Engineering Asked on June 25, 2021
I have a motor controller that operates at 10-50V and draws 5A controlling a 3V motor that draws less than 1A.
I had a an idea where I want to try to use a microcontroller to control this set up.
The motor controller has an auxiliary 5V output that can support loads that draw less than 10mA.
If I find a suitable microcontroller, can I use the motor controller to power it? Should I use the motor controller to power it?
More info: I am working on a design for a robot build. My system currently has two motors one that runs at 48V (and around 3A) and the aforementioned one (3V) both using the same type of motor controller. I’d prefer not to have two power supply lines running, so can I run the smaller motor system on the motor controller powered at 50V? Is that safe? (the motor controller can take a 56V max)

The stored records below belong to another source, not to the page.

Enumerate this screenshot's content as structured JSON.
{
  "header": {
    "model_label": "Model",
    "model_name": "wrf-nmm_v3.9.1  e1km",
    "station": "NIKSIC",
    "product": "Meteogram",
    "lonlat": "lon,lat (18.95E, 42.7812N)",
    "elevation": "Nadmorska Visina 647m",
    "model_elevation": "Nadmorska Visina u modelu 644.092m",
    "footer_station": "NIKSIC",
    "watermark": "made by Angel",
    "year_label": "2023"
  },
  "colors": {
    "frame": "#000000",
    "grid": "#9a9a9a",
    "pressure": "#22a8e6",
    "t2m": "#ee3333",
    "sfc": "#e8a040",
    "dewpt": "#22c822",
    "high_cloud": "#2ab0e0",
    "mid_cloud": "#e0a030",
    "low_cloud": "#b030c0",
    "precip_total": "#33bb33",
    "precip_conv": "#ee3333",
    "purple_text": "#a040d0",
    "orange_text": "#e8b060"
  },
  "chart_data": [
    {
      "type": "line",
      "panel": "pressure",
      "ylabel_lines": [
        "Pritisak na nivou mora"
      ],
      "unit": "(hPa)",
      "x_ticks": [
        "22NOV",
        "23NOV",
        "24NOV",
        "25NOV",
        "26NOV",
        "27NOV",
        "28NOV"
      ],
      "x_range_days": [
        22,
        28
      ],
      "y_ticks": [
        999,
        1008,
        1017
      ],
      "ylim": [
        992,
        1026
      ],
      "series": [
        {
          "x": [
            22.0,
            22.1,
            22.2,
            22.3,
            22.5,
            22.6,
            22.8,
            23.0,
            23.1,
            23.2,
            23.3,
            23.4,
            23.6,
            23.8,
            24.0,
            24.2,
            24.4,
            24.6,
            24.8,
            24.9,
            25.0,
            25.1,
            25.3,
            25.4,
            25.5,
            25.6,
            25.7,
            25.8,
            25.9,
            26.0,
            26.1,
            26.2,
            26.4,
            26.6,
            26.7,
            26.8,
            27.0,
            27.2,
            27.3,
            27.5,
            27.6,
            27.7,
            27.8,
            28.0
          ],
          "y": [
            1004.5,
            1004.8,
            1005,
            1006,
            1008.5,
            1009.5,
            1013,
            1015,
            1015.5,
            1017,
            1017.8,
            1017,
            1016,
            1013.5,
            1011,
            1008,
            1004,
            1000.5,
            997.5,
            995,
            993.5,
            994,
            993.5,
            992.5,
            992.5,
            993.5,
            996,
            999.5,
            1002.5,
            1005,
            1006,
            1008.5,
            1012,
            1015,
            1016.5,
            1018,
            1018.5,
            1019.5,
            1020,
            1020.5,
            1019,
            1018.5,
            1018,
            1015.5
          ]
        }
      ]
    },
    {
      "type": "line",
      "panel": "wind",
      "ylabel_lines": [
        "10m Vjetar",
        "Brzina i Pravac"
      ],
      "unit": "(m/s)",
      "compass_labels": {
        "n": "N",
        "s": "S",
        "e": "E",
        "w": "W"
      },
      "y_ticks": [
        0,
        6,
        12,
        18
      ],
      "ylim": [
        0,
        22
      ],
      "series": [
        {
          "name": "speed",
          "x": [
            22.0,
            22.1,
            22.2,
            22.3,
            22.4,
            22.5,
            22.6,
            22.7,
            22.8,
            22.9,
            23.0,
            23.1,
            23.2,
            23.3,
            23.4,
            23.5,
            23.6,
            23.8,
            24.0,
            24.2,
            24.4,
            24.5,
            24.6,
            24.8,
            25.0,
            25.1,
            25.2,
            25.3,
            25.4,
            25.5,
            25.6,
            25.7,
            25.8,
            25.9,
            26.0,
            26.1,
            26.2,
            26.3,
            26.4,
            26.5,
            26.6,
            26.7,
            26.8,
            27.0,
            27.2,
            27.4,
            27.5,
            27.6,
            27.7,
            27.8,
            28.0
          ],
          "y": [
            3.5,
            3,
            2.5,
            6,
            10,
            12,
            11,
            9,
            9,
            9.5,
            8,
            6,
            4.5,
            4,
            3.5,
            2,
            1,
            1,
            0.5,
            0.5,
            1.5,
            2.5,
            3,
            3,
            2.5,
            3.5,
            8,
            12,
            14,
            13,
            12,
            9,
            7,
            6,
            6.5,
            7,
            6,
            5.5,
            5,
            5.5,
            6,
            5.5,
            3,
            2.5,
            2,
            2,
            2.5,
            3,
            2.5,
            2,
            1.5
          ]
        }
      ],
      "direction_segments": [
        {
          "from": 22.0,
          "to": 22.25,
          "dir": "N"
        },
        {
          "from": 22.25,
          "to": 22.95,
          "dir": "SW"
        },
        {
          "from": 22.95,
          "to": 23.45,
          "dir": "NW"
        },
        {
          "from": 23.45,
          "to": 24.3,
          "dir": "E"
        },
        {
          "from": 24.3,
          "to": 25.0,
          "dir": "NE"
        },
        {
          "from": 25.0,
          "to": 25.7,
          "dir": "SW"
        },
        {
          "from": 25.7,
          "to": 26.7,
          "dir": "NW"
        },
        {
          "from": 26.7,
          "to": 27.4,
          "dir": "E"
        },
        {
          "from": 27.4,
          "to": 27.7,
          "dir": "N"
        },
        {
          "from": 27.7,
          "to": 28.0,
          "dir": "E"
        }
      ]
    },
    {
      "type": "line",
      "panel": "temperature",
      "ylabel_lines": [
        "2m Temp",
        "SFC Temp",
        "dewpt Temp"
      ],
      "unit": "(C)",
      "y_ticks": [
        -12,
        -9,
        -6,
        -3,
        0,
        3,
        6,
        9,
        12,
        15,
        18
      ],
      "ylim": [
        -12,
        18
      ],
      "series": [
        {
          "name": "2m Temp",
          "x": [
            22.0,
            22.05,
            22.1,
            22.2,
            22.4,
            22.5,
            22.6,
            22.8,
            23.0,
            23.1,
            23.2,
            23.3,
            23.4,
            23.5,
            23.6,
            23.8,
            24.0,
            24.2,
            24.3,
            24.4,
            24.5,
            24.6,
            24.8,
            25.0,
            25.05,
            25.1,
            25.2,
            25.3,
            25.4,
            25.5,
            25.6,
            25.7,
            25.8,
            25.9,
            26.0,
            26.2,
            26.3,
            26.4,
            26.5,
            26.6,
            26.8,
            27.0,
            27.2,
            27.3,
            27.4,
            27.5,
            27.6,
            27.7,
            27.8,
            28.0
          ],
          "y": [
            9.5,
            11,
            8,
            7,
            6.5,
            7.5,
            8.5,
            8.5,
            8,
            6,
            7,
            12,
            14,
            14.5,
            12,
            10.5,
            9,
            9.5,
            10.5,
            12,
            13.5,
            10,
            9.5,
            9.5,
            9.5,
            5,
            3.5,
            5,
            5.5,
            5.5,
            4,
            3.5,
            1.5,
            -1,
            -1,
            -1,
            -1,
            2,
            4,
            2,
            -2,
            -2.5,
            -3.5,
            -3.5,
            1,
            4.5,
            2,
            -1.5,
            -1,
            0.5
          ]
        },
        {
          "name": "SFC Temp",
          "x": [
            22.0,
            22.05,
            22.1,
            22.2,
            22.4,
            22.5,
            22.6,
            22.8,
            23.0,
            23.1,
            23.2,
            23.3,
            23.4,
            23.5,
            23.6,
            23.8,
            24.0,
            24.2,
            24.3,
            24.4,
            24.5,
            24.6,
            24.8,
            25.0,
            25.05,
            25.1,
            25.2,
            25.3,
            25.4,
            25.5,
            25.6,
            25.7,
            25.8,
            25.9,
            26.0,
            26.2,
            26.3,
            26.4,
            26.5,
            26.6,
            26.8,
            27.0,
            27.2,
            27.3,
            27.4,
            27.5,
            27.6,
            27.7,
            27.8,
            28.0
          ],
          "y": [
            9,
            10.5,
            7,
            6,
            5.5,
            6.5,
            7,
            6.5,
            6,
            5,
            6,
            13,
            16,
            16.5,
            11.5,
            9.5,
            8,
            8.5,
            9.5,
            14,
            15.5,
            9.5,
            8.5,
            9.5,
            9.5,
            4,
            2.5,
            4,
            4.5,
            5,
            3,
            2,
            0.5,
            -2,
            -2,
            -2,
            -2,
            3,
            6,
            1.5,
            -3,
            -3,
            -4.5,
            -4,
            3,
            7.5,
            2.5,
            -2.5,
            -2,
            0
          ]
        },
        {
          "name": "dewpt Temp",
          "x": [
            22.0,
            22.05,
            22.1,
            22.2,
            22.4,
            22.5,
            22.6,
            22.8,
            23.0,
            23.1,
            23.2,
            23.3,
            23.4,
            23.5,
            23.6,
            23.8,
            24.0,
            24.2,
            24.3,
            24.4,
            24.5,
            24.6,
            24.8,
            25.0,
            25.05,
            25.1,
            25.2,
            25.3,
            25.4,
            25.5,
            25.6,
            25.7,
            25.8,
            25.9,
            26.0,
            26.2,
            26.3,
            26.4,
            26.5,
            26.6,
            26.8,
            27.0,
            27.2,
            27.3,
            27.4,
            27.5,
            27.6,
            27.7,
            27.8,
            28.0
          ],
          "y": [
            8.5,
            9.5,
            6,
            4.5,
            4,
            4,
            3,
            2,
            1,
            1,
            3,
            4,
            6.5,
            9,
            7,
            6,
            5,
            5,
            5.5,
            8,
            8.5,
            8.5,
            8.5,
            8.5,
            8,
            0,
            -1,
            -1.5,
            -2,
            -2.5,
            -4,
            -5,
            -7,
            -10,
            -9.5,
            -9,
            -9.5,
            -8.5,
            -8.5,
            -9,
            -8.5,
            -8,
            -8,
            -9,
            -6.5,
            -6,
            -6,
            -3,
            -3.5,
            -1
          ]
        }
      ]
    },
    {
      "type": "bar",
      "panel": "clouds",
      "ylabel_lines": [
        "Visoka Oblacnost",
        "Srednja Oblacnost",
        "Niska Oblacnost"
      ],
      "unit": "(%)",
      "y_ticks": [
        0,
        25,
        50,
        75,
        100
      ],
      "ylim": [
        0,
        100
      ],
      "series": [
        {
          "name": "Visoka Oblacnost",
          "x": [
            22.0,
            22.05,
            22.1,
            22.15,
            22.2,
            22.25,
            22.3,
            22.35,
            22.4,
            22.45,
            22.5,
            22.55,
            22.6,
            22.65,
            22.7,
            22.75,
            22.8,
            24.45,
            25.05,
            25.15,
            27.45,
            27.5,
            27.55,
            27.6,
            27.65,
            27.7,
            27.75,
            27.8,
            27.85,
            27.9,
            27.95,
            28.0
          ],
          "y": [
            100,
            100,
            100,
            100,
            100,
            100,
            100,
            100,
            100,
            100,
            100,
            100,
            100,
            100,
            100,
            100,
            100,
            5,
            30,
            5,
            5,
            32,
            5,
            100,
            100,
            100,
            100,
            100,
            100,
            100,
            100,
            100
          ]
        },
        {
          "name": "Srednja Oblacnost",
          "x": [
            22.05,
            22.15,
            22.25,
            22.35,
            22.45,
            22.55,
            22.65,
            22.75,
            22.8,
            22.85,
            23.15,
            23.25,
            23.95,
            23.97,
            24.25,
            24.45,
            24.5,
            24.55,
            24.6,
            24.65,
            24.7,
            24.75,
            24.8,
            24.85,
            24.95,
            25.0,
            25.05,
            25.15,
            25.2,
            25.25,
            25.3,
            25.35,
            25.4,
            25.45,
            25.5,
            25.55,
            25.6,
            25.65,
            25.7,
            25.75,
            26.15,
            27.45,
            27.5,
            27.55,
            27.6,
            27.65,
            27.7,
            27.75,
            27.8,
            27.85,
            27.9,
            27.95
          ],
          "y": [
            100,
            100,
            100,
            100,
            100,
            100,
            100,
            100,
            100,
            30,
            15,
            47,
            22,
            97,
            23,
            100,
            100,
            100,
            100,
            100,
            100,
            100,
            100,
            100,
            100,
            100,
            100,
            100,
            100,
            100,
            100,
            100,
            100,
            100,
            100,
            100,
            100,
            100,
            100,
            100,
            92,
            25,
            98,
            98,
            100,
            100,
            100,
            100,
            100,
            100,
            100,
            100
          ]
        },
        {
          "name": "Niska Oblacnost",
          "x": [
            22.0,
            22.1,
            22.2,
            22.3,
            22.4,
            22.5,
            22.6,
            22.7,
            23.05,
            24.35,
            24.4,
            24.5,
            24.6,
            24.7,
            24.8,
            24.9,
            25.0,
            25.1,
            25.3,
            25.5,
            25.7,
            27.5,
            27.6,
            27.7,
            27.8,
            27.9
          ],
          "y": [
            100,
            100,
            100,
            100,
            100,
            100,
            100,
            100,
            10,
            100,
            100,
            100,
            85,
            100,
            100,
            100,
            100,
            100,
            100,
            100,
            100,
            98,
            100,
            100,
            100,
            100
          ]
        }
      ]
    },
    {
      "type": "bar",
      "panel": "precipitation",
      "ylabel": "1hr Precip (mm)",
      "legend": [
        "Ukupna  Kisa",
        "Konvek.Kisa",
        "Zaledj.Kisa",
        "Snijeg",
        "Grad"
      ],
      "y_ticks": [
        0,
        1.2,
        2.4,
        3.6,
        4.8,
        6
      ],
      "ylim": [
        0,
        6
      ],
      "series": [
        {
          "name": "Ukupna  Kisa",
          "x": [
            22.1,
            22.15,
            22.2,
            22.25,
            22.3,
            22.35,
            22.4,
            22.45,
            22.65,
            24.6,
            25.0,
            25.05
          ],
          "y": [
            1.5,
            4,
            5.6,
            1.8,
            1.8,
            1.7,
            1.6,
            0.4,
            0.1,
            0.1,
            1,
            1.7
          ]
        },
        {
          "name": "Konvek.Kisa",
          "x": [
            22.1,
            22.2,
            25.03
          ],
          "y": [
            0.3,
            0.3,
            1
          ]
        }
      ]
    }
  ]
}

Thank you for reading, any input would be highly appreciated.
If I find a suitable microcontroller, can I use the motor controller to power it? Should I use the motor controller to power it?
Yes, if your controller provide 5V 10mA (supposing sufficient quality in the DC output), you can run several MCU (e.g. I use the STM32F103, known for the arduinos, which consume around 10mA if configured at 8MHz).
Note, however that most low-power MCU run under 5V, so you can gain some mA by a proper conversion.